Shares of Mesoblast (NASDAQ:MESO) were skyrocketing 49.5% higher as of 11:23 a.m. EDT on Friday. The huge jump came after the Australian biotech announced an FDA advisory committee vote recommending approval of Ryoncil in treating pediatric patients with steroid-refractory acute graft versus host disease (SR-aGVHD).
The FDA doesn't always go along with the recommendations of advisory committees, but it usually does. In this case, the Oncologic Drugs Advisory Committee voted nine to one in favor of Ryoncil after determining that the available data support the efficacy of the drug in treating SR-aGVHD in pediatric patients.
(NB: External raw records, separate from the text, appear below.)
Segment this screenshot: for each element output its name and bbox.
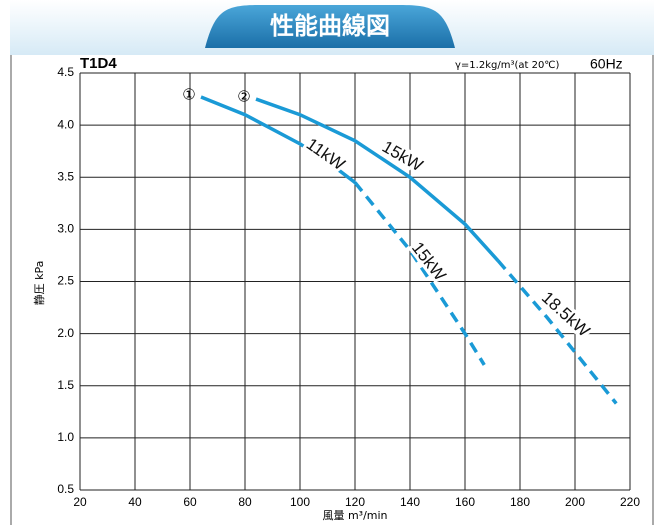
y-axis-label: 静圧 kPa <box>32 261 46 306</box>
y-tick-label: 1.5 <box>57 378 74 392</box>
x-tick-label: 40 <box>128 495 142 509</box>
y-tick-label: 3.0 <box>57 222 74 236</box>
model: T1D4 <box>80 55 117 72</box>
x-tick-label: 60 <box>183 495 197 509</box>
condition: γ=1.2kg/m³(at 20℃) <box>455 60 560 71</box>
x-tick-label: 220 <box>620 495 640 509</box>
y-tick-label: 4.0 <box>57 117 74 131</box>
y-tick-label: 2.5 <box>57 274 74 288</box>
x-tick-label: 140 <box>400 495 420 509</box>
x-axis-label: 風量 m³/min <box>322 509 387 522</box>
y-tick-label: 3.5 <box>57 169 74 183</box>
x-tick-label: 80 <box>238 495 252 509</box>
y-tick-label: 1.0 <box>57 430 74 444</box>
x-tick-label: 180 <box>510 495 530 509</box>
curve <box>353 181 486 366</box>
x-tick-label: 160 <box>455 495 475 509</box>
x-tick-label: 20 <box>73 495 87 509</box>
frequency: 60Hz <box>590 56 623 72</box>
title: 性能曲線図 <box>270 12 390 40</box>
y-tick-label: 4.5 <box>57 65 74 79</box>
curve-label: ② <box>237 88 250 106</box>
curve-label: ① <box>182 85 195 103</box>
curve <box>200 95 357 184</box>
y-tick-label: 0.5 <box>57 482 74 496</box>
x-tick-label: 100 <box>290 495 310 509</box>
title-tab <box>205 5 455 48</box>
x-tick-label: 200 <box>565 495 585 509</box>
curve <box>255 97 500 262</box>
x-tick-label: 120 <box>345 495 365 509</box>
curve <box>496 259 618 405</box>
y-tick-label: 2.0 <box>57 326 74 340</box>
This was definitely great news for Mesoblast. The small biotech doesn't have any approved products on the market yet. Should Ryoncil win FDA approval, which now looks more likely than ever, Mesoblast will soon potentially be on the way to achieving commercial success.
Ryoncil could literally be a lifesaver for some children. Around half of patients who receive a bone marrow transplant from another person develop acute GVHD. For patients with the most severe forms of the disease, mortality rates are as high as 90%. There currently aren't any FDA-approved treatments for children under 12 with SR-aGVHD.
The next major catalyst for the biotech stock will be the FDA's approval decision for Ryoncil. That decision is expected by Sept. 30, 2020. If the FDA gives a thumbs-up, Mesoblast plans to launch the drug in the U.S. market soon afterward.